Social Security is a lifeline for millions of retirees. For many, it’s the only thing keeping them above the poverty line.
According to the Social Security Administration, roughly 40% of beneficiaries age 65 and older rely on their monthly payments for at least half of their income. For 12% of men and 15% of women, benefits make up at least 90% of their income.
However, considering the average retired worker only collects around $1,920 per month, it can be tough to survive primarily on Social Security. Whether you’re going to be depending heavily on your benefits or simply want to maximize your income, there are three strategies to beat the average benefit amount.

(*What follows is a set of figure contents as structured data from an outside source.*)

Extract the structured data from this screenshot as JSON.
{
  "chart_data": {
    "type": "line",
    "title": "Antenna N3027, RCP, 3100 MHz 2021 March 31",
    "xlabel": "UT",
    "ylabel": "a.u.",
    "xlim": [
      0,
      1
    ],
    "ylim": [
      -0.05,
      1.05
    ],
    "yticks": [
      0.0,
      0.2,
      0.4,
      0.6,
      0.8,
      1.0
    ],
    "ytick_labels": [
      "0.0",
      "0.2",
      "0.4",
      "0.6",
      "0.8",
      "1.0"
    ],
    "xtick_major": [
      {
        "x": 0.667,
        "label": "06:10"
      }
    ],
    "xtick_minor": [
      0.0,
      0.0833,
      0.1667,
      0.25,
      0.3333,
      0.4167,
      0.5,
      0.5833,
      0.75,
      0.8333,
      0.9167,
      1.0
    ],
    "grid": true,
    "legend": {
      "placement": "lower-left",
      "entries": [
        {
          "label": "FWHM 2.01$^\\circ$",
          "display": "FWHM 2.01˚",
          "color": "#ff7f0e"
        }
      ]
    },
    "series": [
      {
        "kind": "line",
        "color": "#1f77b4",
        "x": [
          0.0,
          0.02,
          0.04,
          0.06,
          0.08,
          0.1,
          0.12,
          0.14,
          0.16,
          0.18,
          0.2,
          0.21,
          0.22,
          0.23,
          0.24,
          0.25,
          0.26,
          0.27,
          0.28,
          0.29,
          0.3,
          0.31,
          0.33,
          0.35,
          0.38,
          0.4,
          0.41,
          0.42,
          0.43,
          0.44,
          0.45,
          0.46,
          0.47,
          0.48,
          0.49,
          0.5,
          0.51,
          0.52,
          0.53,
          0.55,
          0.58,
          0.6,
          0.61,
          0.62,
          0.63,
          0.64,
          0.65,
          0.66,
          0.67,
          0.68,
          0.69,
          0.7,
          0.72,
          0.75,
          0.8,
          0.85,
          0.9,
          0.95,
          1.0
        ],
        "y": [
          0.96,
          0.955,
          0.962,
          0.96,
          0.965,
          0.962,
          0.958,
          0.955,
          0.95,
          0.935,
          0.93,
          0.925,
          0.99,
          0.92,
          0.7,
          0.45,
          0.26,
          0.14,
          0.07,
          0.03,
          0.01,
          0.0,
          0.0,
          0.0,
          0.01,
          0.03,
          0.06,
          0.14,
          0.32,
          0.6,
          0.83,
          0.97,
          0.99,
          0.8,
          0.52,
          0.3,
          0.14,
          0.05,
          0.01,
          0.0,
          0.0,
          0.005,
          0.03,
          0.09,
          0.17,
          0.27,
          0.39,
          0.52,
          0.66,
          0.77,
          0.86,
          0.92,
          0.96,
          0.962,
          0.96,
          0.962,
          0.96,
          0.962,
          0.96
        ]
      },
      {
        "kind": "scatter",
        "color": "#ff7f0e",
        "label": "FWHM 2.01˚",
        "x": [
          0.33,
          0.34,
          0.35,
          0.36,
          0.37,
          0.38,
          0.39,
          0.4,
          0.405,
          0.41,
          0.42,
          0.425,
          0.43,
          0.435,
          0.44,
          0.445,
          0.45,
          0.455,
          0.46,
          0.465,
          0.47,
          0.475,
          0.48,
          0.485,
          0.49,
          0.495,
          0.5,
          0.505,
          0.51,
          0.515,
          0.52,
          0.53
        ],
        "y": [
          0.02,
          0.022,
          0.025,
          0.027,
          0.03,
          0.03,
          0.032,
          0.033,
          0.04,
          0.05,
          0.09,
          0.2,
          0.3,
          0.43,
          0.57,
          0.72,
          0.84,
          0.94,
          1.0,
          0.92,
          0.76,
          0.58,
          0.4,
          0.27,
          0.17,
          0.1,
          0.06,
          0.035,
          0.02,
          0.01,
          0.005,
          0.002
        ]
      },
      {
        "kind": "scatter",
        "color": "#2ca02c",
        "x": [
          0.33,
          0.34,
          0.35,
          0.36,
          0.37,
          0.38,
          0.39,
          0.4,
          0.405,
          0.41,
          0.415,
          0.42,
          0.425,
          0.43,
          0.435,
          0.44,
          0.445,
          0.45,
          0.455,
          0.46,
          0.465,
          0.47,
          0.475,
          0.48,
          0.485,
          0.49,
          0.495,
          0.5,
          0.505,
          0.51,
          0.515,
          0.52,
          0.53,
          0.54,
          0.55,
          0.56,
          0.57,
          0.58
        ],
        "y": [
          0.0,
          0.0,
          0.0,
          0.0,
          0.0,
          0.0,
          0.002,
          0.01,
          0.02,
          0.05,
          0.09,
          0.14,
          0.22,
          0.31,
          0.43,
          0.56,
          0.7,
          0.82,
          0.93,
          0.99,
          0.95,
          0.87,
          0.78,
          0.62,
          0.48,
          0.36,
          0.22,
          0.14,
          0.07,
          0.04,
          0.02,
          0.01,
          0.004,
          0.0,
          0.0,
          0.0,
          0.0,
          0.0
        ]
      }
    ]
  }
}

1. Delay claiming benefits
Perhaps the simplest way to substantially boost your benefit is to delay claiming. If you file at your full retirement age, you’ll collect 100% of your benefit. By filing earlier than that (as early as age 62), you’ll receive a reduced benefit. But by delaying up to age 70, you’ll collect your full benefit plus a monthly bonus. In some cases, delaying benefits by even a couple of years can boost your checks by hundreds of dollars per month.
For example, let’s say you have a full retirement age of 67, and by filing at that age, you’d collect $1,700 per month. By claiming at 62, your checks would be reduced by 30%, leaving you with $1,190 per month. But if you were to delay until age 70, you’d collect an extra 24% on top of your initial $1,700 per month — giving you a total of $2,108 per month. That’s a whopping $918 more per month than you’d collect at 62.
2. Work longer than 35 years
Several factors go into your benefit amount calculations, including the length of your career.
The Social Security Administration uses the 35 years of your career when you earned the most, averages those earnings, runs them through a complex formula, and adjusts for inflation. The result is the amount you’ll collect at your full retirement age.
If you worked fewer than 35 years, you’d have zeros included in your calculations to account for any time you weren’t working. But working more than 35 years can sometimes increase your benefit amount, too.
Chances are you’re earning a higher income now than in the early years of your career. Working a little longer now will ensure that you have more higher-earning years included in your top 35 years of work. That, in turn, will increase your earnings average and give you a larger monthly benefit.
3. Take advantage of other types of benefits
Retirement benefits are only one type of Social Security. There are other types of benefits you could qualify for in some situations.
If you’re married or were previously married to someone who qualifies for retirement or disability benefits, for example, you could be entitled to spousal or divorce benefits. In both cases, the maximum you can receive is 50% of your spouse’s or ex-spouse’s benefit at their full retirement age.
With both spousal and divorce benefits, taking Social Security based on a partner’s or ex-partner’s work record will not affect their benefit in any way. Also, if your ex-spouse has remarried, claiming divorce benefits will not limit their current partner’s ability to claim spousal benefits.
If you’re also collecting retirement benefits, you’ll only qualify for spousal or divorce benefits if that payment is higher than what you’re already receiving. So, for instance, if you’re collecting $1,500 per month in retirement benefits and would qualify for $2,000 per month in spousal benefits, your total benefit would be $2,000 per month.
For those depending heavily on Social Security in retirement, every dollar counts. Small steps can make a big difference, and by taking advantage of any of these strategies, you could boost your benefits more than you might think.